Horses may be outside 24 hours a day or inside most or all of the time. Standing is a stall is different from free choice exercise. What is the horse’s environment. Note: If the horse has been prescribed stall rest, ask open ended questions. Horse owners will often give up on stall rest and be reluctant to admit it directly.
Horses are also athletes and some get regular therapies. It is very useful to know if the horse has had surgery or joint injections before and when the last treatment was. Hooves grow over time. If the horse is due for a hoof trim (most get trimmed every 6-8 weeks) or needs a shoe reset, that can change your interpretation of radiographs and can affect treatment plans.
Weight shifting does need to happen when a horse is lame. Owners might notice secondary shoulder pain (foot issue) or back pain (hock issue).
The visual examination
Prior to nearing the horse or touching the horse, the overall appearance, conformation, stance and symmetry should be evaluated (along with attitude). Is the horse shifting weight equally between limbs?
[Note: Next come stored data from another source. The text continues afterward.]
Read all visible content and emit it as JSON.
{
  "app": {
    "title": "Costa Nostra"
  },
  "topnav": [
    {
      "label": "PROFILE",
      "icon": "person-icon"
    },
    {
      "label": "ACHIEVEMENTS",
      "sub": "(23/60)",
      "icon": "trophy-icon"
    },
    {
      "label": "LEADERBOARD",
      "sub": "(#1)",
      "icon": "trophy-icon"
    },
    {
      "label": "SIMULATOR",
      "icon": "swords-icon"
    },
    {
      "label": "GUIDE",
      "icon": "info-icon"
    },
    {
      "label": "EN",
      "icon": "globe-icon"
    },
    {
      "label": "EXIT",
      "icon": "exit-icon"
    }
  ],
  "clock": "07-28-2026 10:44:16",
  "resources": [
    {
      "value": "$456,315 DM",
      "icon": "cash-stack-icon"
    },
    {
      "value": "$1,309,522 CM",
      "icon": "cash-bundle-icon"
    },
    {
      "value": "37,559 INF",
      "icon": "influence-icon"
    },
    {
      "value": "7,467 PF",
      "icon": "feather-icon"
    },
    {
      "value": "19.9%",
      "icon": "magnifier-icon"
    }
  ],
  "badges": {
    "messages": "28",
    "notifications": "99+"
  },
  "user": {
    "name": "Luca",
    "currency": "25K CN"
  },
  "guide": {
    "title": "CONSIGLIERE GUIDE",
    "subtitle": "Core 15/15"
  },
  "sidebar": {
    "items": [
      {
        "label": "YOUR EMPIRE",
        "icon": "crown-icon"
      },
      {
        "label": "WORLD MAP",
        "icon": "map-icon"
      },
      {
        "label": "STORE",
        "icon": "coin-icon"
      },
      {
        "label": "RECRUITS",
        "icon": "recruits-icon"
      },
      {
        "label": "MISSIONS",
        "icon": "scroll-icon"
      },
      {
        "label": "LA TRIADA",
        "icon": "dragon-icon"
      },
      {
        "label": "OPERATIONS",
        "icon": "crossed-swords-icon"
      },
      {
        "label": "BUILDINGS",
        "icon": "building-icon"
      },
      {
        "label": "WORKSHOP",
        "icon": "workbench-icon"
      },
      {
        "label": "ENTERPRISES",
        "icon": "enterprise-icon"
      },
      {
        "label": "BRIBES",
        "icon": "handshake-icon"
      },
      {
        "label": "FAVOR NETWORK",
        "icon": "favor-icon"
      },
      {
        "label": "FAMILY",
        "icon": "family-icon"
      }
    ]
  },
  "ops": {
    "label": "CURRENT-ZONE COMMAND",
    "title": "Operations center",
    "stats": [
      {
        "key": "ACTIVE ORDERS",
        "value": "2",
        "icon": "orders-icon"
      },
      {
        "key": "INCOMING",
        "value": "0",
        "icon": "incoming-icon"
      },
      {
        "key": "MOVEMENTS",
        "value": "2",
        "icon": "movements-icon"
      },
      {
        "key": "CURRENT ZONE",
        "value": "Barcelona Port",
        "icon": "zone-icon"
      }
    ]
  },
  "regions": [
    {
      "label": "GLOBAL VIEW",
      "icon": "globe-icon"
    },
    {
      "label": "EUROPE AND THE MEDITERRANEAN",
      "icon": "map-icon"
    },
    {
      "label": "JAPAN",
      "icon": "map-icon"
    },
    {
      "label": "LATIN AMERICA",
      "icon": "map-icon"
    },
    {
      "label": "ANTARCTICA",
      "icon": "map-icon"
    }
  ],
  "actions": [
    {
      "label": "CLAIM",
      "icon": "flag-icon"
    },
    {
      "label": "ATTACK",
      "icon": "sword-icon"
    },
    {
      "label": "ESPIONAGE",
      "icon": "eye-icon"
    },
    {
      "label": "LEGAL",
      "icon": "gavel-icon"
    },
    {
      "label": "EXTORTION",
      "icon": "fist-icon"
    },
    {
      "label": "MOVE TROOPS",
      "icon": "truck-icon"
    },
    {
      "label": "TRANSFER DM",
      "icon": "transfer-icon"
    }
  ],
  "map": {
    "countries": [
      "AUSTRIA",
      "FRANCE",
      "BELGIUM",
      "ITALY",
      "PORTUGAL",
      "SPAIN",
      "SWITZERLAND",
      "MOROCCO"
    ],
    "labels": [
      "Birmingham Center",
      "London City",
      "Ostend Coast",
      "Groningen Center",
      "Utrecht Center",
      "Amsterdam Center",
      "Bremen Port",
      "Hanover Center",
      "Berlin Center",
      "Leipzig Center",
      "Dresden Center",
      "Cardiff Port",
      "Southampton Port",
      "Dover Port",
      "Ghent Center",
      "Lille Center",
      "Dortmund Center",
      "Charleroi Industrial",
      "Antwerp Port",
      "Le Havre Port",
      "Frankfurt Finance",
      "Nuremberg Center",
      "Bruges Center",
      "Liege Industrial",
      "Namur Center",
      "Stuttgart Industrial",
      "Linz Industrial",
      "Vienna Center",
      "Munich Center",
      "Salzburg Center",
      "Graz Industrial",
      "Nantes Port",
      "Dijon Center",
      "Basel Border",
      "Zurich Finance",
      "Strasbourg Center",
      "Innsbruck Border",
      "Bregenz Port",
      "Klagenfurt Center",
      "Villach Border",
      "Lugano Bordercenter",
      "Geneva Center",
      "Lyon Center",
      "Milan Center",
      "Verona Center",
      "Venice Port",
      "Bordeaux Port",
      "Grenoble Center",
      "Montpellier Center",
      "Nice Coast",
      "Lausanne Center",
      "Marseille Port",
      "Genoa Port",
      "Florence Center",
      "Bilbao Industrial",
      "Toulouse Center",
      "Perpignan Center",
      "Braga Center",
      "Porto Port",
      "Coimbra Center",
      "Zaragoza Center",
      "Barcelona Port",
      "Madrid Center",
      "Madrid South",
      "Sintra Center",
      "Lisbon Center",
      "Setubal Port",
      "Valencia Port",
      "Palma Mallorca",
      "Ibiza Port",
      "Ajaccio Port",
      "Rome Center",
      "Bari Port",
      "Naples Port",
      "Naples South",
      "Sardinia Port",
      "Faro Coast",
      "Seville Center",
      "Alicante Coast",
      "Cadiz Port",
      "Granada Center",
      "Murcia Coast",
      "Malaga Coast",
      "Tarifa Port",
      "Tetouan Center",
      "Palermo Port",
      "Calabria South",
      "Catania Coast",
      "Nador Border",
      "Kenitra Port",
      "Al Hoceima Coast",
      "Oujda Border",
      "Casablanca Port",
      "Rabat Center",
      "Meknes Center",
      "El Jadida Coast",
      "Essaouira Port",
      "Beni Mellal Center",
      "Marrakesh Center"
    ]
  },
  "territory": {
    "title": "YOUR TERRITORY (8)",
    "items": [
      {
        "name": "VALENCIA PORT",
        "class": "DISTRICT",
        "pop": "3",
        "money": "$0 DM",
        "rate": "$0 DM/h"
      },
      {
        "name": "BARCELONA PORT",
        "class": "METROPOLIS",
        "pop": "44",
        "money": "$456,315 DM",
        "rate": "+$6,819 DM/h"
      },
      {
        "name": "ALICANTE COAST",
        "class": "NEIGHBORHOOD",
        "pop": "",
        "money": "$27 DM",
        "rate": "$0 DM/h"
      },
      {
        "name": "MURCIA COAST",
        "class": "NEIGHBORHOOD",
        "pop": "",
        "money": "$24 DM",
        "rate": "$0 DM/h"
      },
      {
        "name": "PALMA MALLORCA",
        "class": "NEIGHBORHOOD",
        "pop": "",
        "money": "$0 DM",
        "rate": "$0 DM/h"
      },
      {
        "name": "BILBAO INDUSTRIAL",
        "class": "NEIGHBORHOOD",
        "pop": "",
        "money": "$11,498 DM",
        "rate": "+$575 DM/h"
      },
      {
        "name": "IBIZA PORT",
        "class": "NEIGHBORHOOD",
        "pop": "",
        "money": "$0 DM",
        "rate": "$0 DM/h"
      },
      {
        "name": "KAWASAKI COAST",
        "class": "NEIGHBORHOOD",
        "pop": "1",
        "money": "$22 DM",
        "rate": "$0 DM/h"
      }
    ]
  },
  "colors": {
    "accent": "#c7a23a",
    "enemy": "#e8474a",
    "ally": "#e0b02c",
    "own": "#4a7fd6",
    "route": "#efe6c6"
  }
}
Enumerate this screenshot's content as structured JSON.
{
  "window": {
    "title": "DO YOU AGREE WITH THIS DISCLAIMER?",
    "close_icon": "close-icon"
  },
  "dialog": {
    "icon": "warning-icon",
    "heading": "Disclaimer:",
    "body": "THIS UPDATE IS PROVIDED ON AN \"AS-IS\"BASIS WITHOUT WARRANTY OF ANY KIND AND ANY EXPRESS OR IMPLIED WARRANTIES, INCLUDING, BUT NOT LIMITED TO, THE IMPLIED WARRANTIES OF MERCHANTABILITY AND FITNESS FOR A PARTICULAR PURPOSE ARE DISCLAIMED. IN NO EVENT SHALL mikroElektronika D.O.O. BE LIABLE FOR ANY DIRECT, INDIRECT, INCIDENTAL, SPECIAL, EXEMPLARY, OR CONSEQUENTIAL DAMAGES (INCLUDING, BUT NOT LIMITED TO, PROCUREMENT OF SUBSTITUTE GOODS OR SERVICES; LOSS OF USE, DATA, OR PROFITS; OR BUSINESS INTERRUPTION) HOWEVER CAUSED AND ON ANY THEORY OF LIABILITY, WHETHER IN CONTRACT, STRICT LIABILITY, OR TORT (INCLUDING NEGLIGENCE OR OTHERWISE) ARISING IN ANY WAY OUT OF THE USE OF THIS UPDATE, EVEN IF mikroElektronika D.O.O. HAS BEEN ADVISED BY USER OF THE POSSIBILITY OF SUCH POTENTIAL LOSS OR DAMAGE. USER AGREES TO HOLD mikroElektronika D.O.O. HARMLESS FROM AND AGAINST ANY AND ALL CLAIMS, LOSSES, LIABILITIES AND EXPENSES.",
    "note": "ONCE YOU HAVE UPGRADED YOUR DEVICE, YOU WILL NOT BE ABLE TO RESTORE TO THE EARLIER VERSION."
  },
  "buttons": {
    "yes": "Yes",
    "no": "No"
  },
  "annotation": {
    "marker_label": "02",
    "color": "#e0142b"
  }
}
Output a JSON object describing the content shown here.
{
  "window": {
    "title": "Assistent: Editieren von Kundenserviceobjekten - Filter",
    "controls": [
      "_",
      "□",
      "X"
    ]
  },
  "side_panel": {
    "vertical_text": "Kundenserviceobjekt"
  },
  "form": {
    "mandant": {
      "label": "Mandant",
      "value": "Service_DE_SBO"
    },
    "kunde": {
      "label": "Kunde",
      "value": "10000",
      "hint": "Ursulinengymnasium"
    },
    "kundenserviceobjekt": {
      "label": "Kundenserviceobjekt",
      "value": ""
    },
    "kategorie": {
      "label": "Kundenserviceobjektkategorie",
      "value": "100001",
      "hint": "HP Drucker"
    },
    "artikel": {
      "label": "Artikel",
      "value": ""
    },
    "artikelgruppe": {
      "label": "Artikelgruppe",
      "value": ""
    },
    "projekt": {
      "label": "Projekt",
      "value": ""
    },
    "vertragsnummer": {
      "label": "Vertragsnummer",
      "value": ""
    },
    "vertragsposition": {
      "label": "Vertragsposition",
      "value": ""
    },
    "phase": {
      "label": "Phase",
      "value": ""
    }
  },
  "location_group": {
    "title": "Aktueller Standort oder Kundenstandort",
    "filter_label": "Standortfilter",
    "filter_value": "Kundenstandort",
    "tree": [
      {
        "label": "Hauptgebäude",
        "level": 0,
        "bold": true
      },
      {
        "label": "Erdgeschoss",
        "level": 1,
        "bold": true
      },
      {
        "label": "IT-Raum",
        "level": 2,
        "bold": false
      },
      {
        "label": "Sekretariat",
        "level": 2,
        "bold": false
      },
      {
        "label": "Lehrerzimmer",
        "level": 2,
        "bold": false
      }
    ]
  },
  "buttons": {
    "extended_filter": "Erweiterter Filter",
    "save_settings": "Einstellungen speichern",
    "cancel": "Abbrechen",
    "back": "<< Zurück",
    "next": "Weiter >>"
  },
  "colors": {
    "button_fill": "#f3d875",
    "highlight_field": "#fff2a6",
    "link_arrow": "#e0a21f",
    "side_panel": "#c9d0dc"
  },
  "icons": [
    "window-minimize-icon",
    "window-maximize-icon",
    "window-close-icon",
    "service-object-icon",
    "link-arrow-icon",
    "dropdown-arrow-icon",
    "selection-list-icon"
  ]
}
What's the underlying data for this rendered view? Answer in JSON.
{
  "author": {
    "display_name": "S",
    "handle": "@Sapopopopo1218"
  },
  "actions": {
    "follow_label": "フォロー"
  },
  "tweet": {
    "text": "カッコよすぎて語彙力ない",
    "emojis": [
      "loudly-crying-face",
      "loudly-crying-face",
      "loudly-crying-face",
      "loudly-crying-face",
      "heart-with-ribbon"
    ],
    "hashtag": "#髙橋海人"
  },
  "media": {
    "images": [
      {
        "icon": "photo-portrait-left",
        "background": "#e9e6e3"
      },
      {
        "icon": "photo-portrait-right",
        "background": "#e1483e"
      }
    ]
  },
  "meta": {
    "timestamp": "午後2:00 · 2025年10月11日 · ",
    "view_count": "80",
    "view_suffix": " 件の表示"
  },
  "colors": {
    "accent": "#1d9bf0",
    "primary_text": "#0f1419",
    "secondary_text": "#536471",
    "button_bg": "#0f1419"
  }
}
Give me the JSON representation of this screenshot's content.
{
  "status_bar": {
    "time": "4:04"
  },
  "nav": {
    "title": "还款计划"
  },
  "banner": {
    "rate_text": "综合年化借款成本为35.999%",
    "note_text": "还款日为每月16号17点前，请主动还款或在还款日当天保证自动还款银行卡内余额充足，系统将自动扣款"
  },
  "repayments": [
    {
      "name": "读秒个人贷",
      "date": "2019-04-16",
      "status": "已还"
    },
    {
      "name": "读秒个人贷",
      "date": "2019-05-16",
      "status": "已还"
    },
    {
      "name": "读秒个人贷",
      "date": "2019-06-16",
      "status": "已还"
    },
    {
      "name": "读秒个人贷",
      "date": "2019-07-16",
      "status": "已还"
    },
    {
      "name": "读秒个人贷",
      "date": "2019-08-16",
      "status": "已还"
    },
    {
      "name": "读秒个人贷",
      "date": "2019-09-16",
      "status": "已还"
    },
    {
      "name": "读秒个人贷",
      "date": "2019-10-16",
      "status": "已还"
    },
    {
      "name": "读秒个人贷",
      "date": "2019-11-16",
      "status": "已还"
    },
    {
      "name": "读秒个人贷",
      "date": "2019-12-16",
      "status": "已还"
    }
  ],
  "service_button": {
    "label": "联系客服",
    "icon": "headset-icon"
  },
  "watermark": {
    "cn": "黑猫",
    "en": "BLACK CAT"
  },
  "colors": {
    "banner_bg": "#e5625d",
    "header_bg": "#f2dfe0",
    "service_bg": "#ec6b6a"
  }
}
Shifting weight excessively? Not putting weight on a limb? Pointing a limb? Are any limbs or parts of limbs swollen or atrophied?
The passive examination
The passive examination is performed with the horse standing still, often during history collection. The horse is palpated from poll to toes and assessed for range of motion of joints (how well do they bend), lumps and bumps, fluid in tendon sheaths and joints, and warm or painful areas. Knowing the palpable anatomy is crucial. Hoof structure, shoe wear and tear and hoof balance is also evaluated. Abnormalities are recorded for consideration after the active examination. Not all will turn out to be significant.
Hoof tester examination
Generally, hoof testers are applied as part of the passive examination. Large tongs are used to pinch the hoof. A consistent response (withdrawal of the limb each time the hoof tester is applied) is indicative of pain. [A single withdrawal means the horse doesn’t want this exam but doesn’t necessarily mean pain.] Pain over the heel region is often associated with navicular bone issues. Pain in other areas could be a hoof abscess, sole bruise or laminitis. Pain all over (no distinct area) is often a hoof abscess or a fracture.
using hoof testers – great images
The active examination
The horse is evaluated at a walk and a trot as part of most examinations. Occasionally the horse is worked at a canter and/or ridden. The trot is a two beat gait which allows overall shifts in weight to be evaluated since one hind foot and one fore foot are on the ground at one time. At a canter, the horse can protect a lame limb by using one “lead” – one leg starts the stride, the other 3 follow. Horses with significant lameness will prefer to canter rather than trot.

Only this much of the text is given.